È sempre stata così la vita di Daniel Johnston: ogni volta che stava realizzando i propri sogni, accadeva immancabilmente qualche catastrofe. Ed è così la vita di ogni persona che soffre di sindrome bipolare, in una continua alternanza fra entusiasmo maniacale ed estrema depressione. Ma questa volta succede qualcosa di diverso. Il cantante della band più famosa del mondo, un biondino di Seattle, indossa durante l’esibizione agli MTV Awards la t-shirt del suo album Hi, How are you?, disegnata da Johnston stesso. E Kurt Cobain continua a mettere quella maglietta per mesi. Così, mentre si trova ancora ricoverato, Dan diventa davvero famoso.
Sono lontani i tempi in cui, dopo un crollo nervoso, ha abbandonato la scuola d’arte, unendosi a un luna park itinerante dove vende popcorn. In quegli anni difficili Johnston ha composto tantissime canzoni dedicate al suo unico grande amore, Laurie, che ha preferito sposarsi con un impresario di pompe funebri. Registra tutto ossessivamente con un registratore da quattro soldi, e poi distribuisce le sue musicassette alla gente che trova per strada, sperando che qualcuno le ascolti. Alla fine qualcuno lo fa davvero e si accorge che quel ragazzo così strano ha un talento incredibile.
Dan riesce infatti a creare piccoli gioielli pop, combinando una voce spettrale da bambino spaventato e dolente a melodie lennoniane. Le sue registrazioni, involontariamente grezze, sono considerate il primo esempio di quel lo-fi che caratterizzerà tanta musica degli anni 90. E Daniel Johnston viene acclamato fino a diventare protagonista di un documentario pluripremiato, The Devil and Daniel Johnston (2005). Ormai è diventato il “Van Gogh dell’outsider music”, il massimo esempio di musicista autodidatta, al di fuori dei comuni standard compositivi e delle convenzioni liriche.

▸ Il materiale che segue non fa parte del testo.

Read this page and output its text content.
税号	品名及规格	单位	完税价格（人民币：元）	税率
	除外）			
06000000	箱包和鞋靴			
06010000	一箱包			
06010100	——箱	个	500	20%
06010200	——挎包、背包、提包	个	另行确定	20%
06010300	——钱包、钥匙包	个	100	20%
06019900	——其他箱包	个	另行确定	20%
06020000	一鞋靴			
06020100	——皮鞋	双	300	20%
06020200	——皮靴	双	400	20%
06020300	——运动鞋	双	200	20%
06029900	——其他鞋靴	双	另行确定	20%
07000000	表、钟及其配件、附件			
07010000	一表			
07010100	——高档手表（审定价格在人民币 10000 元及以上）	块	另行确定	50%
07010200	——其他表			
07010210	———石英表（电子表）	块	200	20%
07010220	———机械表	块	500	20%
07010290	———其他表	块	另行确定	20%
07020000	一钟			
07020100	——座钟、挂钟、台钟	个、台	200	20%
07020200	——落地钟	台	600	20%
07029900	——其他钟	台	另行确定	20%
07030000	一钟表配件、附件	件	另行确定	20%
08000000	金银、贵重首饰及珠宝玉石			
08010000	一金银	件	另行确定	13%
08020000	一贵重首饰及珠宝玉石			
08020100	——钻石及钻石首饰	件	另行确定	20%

Nel novembre 2015 esce altro breve film, Hi How Are You Daniel Johnston?, che vede la collaborazione di Soko e Lana Del Rey, consacrandolo definitivamente a idolo degli hipster. Ignaro di tutto ciò, lui continua a vivere coi genitori e a comporre canzoni che dimenticherà il giorno dopo e ogni tanto è ancora convinto di essere Casper, il fantasma buono che non ha amici perché il suo aspetto terrorizza le persone normali. Che il cielo ti benedica, Dan.